Ubuntu 22.04 issue with nvidia drivers [3050 Ti mobile]

Hey, I have a thinkpad X1 Extreme gen 5 with an RTX 3050 Ti mobile and I have Ubuntu 22.04 installed.

I’ve been using the nvidia-driver-535 package and things were all fine until a recent apt upgrade. I think the ubuntu kernel changed or something. Then I ran into errors and had to do dpkg --configure -a. Ever since, I am having trouble with the nvidia driver.

Basically, the error that I get is that the dkms for nvidia could not be built.

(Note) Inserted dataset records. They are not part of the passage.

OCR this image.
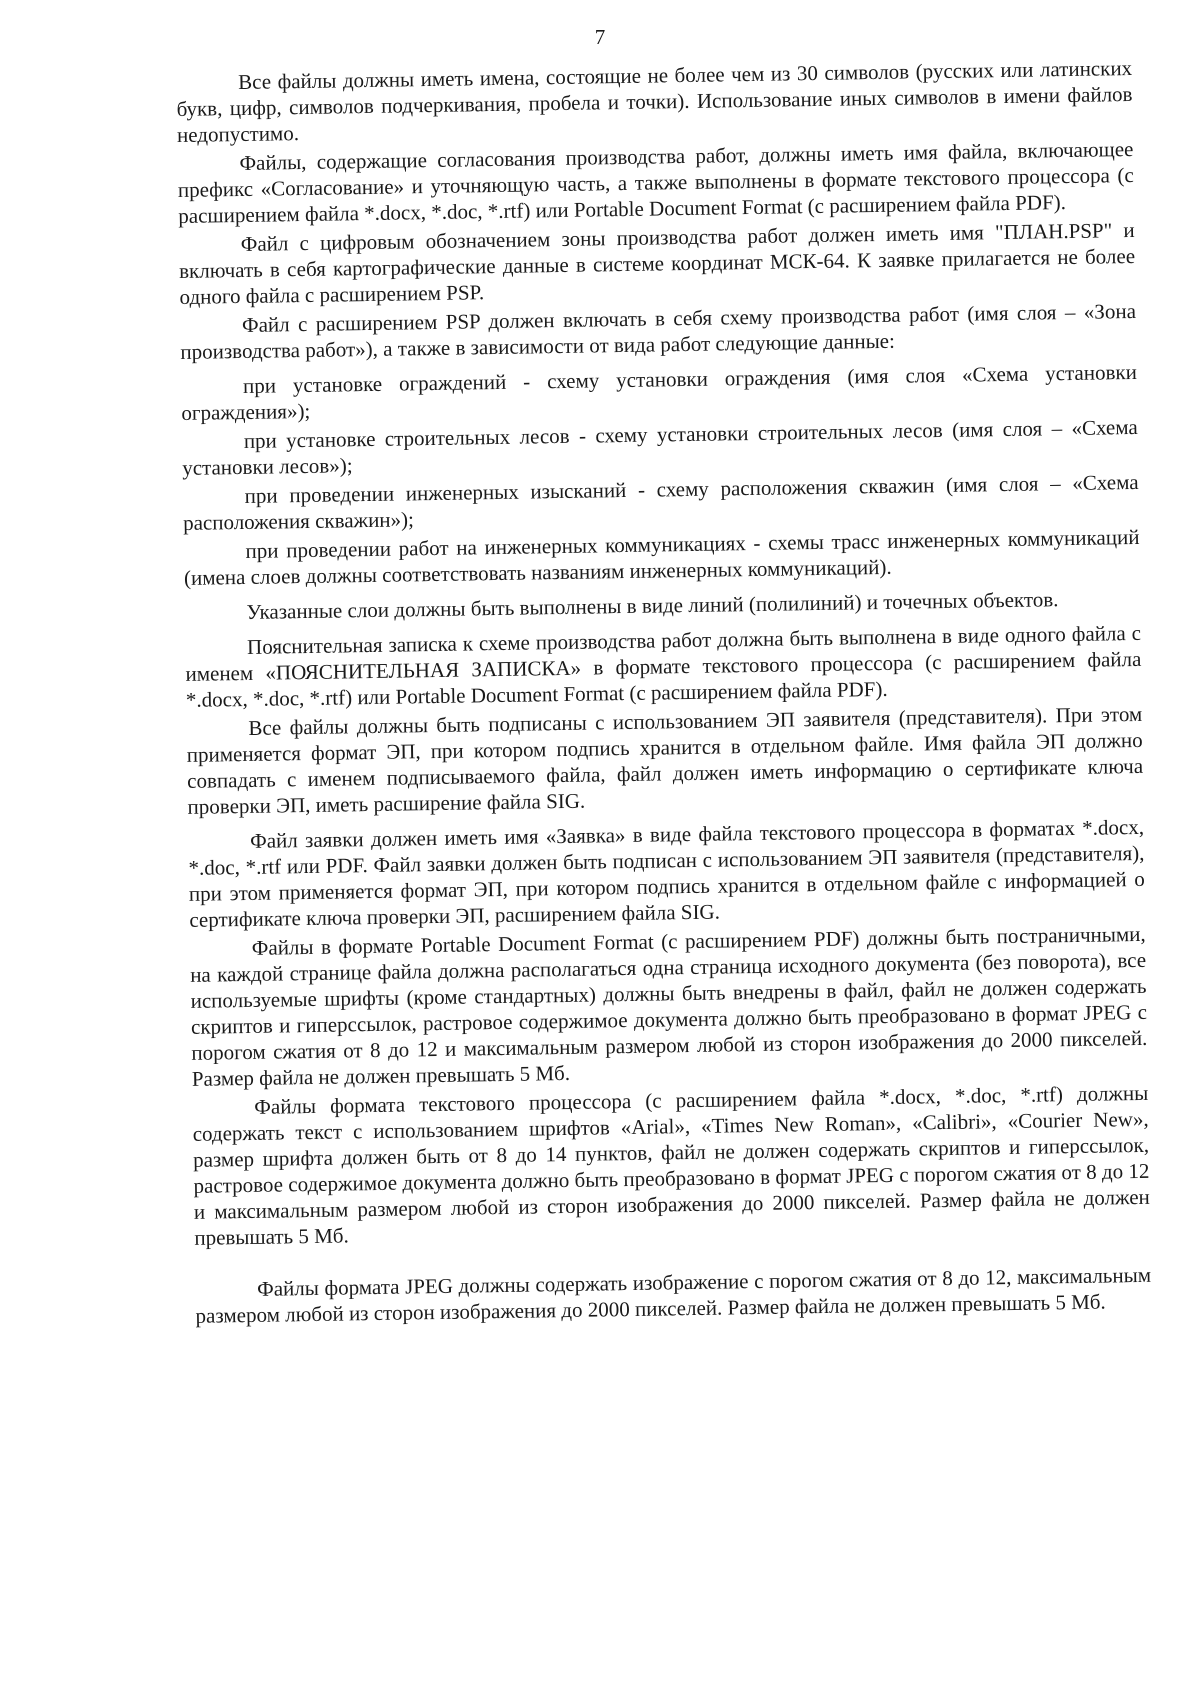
7

Все файлы должны иметь имена, состоящие не более чем из 30 символов (русских или латинских букв, цифр, символов подчеркивания, пробела и точки). Использование иных символов в имени файлов недопустимо.

Файлы, содержащие согласования производства работ, должны иметь имя файла, включающее префикс «Согласование» и уточняющую часть, а также выполнены в формате текстового процессора (с расширением файла *.docx, *.doc, *.rtf) или Portable Document Format (с расширением файла PDF).

Файл с цифровым обозначением зоны производства работ должен иметь имя "ПЛАН.PSP" и включать в себя картографические данные в системе координат МСК-64. К заявке прилагается не более одного файла с расширением PSP.

Файл с расширением PSP должен включать в себя схему производства работ (имя слоя – «Зона производства работ»), а также в зависимости от вида работ следующие данные:

при установке ограждений - схему установки ограждения (имя слоя «Схема установки ограждения»);

при установке строительных лесов - схему установки строительных лесов (имя слоя – «Схема установки лесов»);

при проведении инженерных изысканий - схему расположения скважин (имя слоя – «Схема расположения скважин»);

при проведении работ на инженерных коммуникациях - схемы трасс инженерных коммуникаций (имена слоев должны соответствовать названиям инженерных коммуникаций).

Указанные слои должны быть выполнены в виде линий (полилиний) и точечных объектов.

Пояснительная записка к схеме производства работ должна быть выполнена в виде одного файла с именем «ПОЯСНИТЕЛЬНАЯ ЗАПИСКА» в формате текстового процессора (с расширением файла *.docx, *.doc, *.rtf) или Portable Document Format (с расширением файла PDF).

Все файлы должны быть подписаны с использованием ЭП заявителя (представителя). При этом применяется формат ЭП, при котором подпись хранится в отдельном файле. Имя файла ЭП должно совпадать с именем подписываемого файла, файл должен иметь информацию о сертификате ключа проверки ЭП, иметь расширение файла SIG.

Файл заявки должен иметь имя «Заявка» в виде файла текстового процессора в форматах *.docx, *.doc, *.rtf или PDF. Файл заявки должен быть подписан с использованием ЭП заявителя (представителя), при этом применяется формат ЭП, при котором подпись хранится в отдельном файле с информацией о сертификате ключа проверки ЭП, расширением файла SIG.

Файлы в формате Portable Document Format (с расширением PDF) должны быть постраничными, на каждой странице файла должна располагаться одна страница исходного документа (без поворота), все используемые шрифты (кроме стандартных) должны быть внедрены в файл, файл не должен содержать скриптов и гиперссылок, растровое содержимое документа должно быть преобразовано в формат JPEG с порогом сжатия от 8 до 12 и максимальным размером любой из сторон изображения до 2000 пикселей. Размер файла не должен превышать 5 Мб.

Файлы формата текстового процессора (с расширением файла *.docx, *.doc, *.rtf) должны содержать текст с использованием шрифтов «Arial», «Times New Roman», «Calibri», «Courier New», размер шрифта должен быть от 8 до 14 пунктов, файл не должен содержать скриптов и гиперссылок, растровое содержимое документа должно быть преобразовано в формат JPEG с порогом сжатия от 8 до 12 и максимальным размером любой из сторон изображения до 2000 пикселей. Размер файла не должен превышать 5 Мб.

Файлы формата JPEG должны содержать изображение с порогом сжатия от 8 до 12, максимальным размером любой из сторон изображения до 2000 пикселей. Размер файла не должен превышать 5 Мб.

I tried uninstalling and reinstalling the nvidia driver, different driver versions (525, 530, 535), I also tried a range of different kernels (including the kernel that used to work before the issue), but nothing seems to solve the problem. I’m currently using the 6.4.10-3-liquorix-amd64 kernel.

I am hence asking this here in case someone knows this issue or can help me solve it. Any ideas are welcome.

Thanks.

Please run nvidia-bug-report.sh as root and attach the resulting file here.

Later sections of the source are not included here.